# Any upholsterers, trimmers near Aberdeen?



## macmaw (Mar 5, 2007)

Can anyone recommend any? Willing to travel up to around 100 miles from Aberdeen if I can't find one locally
TIA


----------



## Kerr (Mar 27, 2012)

I don't know anyone up here but Transcal are in Livingston.

http://www.transcal.co.uk/

I've seen some nice work of they have done. I don't think they are cheap though.


----------



## macmaw (Mar 5, 2007)

Thanks for that, always an option


----------



## JenJen (Jun 30, 2010)

Don't think we have one local but give motorwerks a call as they deal with a lot of custom refurbs etc. They might be able to point you in the right direction.


----------



## macmaw (Mar 5, 2007)

Thanks but I'd rather not deal with them again (long story). I've heard of a guy named Sangster, also heard of one out in Banchory (Sim Upholstery I think) and heard that he is maybe semi retired but will try him anyway
Ging to be retrofitting heater pads to my seats and don't really fancy trying to put them back together again!


----------



## JenJen (Jun 30, 2010)

Ah yeah the guy in Banchory yeah he is good!
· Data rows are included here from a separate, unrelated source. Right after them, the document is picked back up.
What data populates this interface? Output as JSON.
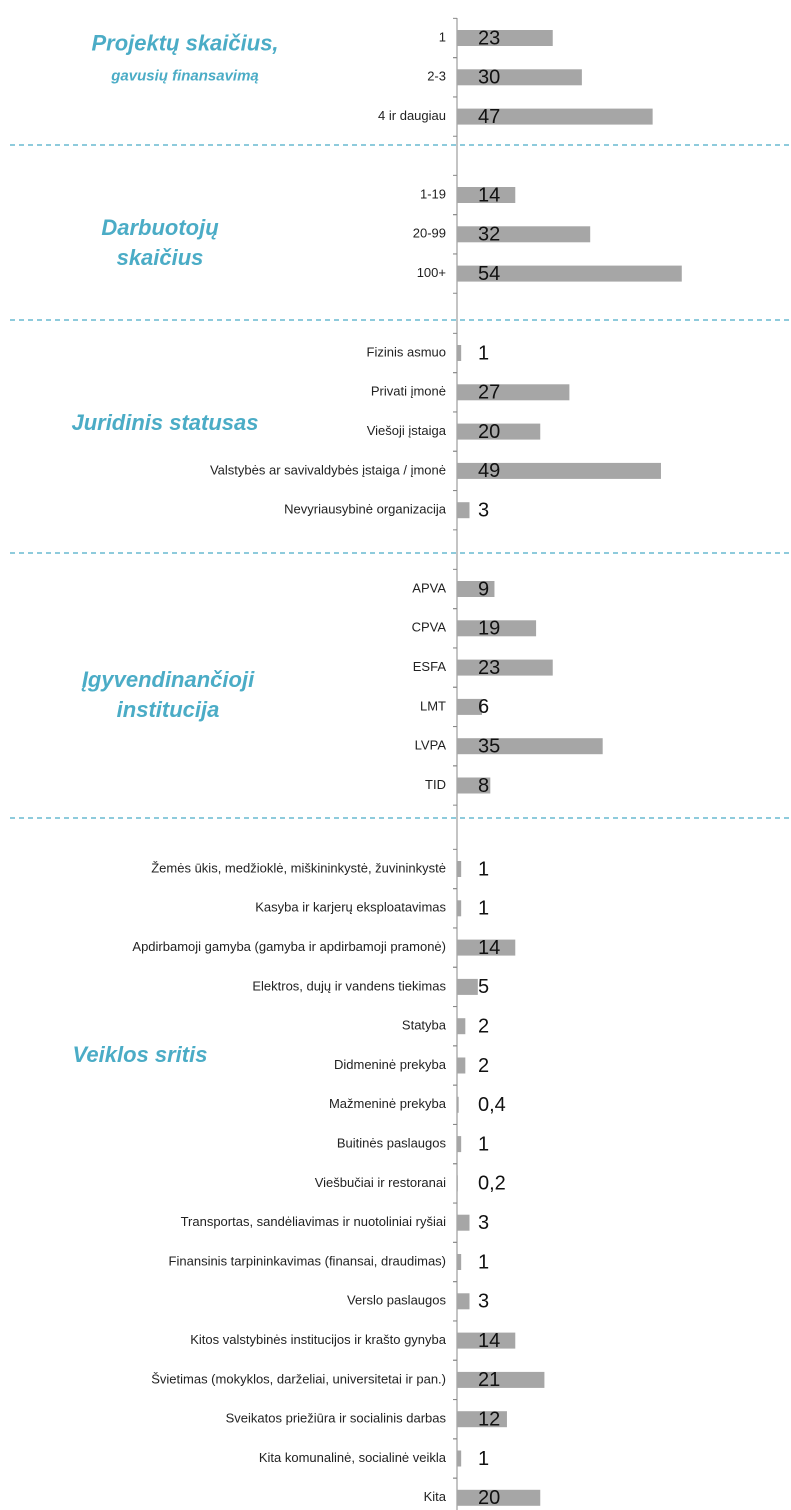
{
  "chart_data": [
    {
      "type": "bar",
      "title": "Projektų skaičius,",
      "subtitle": "gavusių finansavimą",
      "categories": [
        "1",
        "2-3",
        "4 ir daugiau"
      ],
      "values": [
        23,
        30,
        47
      ],
      "color": "#a6a6a6",
      "xlim": [
        0,
        80
      ]
    },
    {
      "type": "bar",
      "title": "Darbuotojų skaičius",
      "categories": [
        "1-19",
        "20-99",
        "100+"
      ],
      "values": [
        14,
        32,
        54
      ],
      "color": "#a6a6a6",
      "xlim": [
        0,
        80
      ]
    },
    {
      "type": "bar",
      "title": "Juridinis statusas",
      "categories": [
        "Fizinis asmuo",
        "Privati įmonė",
        "Viešoji įstaiga",
        "Valstybės ar savivaldybės įstaiga / įmonė",
        "Nevyriausybinė organizacija"
      ],
      "values": [
        1,
        27,
        20,
        49,
        3
      ],
      "color": "#a6a6a6",
      "xlim": [
        0,
        80
      ]
    },
    {
      "type": "bar",
      "title": "Įgyvendinančioji institucija",
      "categories": [
        "APVA",
        "CPVA",
        "ESFA",
        "LMT",
        "LVPA",
        "TID"
      ],
      "values": [
        9,
        19,
        23,
        6,
        35,
        8
      ],
      "color": "#a6a6a6",
      "xlim": [
        0,
        80
      ]
    },
    {
      "type": "bar",
      "title": "Veiklos sritis",
      "categories": [
        "Žemės ūkis, medžioklė, miškininkystė, žuvininkystė",
        "Kasyba ir karjerų eksploatavimas",
        "Apdirbamoji gamyba (gamyba ir apdirbamoji pramonė)",
        "Elektros, dujų ir vandens tiekimas",
        "Statyba",
        "Didmeninė prekyba",
        "Mažmeninė prekyba",
        "Buitinės paslaugos",
        "Viešbučiai ir restoranai",
        "Transportas, sandėliavimas ir nuotoliniai ryšiai",
        "Finansinis tarpininkavimas (finansai, draudimas)",
        "Verslo paslaugos",
        "Kitos valstybinės institucijos ir krašto gynyba",
        "Švietimas (mokyklos, darželiai, universitetai ir pan.)",
        "Sveikatos priežiūra ir socialinis darbas",
        "Kita komunalinė, socialinė veikla",
        "Kita"
      ],
      "values": [
        1,
        1,
        14,
        5,
        2,
        2,
        0.4,
        1,
        0.2,
        3,
        1,
        3,
        14,
        21,
        12,
        1,
        20
      ],
      "value_labels": [
        "1",
        "1",
        "14",
        "5",
        "2",
        "2",
        "0,4",
        "1",
        "0,2",
        "3",
        "1",
        "3",
        "14",
        "21",
        "12",
        "1",
        "20"
      ],
      "color": "#a6a6a6",
      "xlim": [
        0,
        80
      ]
    }
  ]
}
Heard good things about him.


----------



## macmaw (Mar 5, 2007)

Good stuff, glad to hear that, I will give him a call for sure


----------



## Coullio (Nov 4, 2007)

macmaw said:


> Good stuff, glad to hear that, I will give him a call for sure


Do you have Gordons number?? If not PM me and I will PM you it.

He recovered my pillion seat on my bike and did a superb job.


----------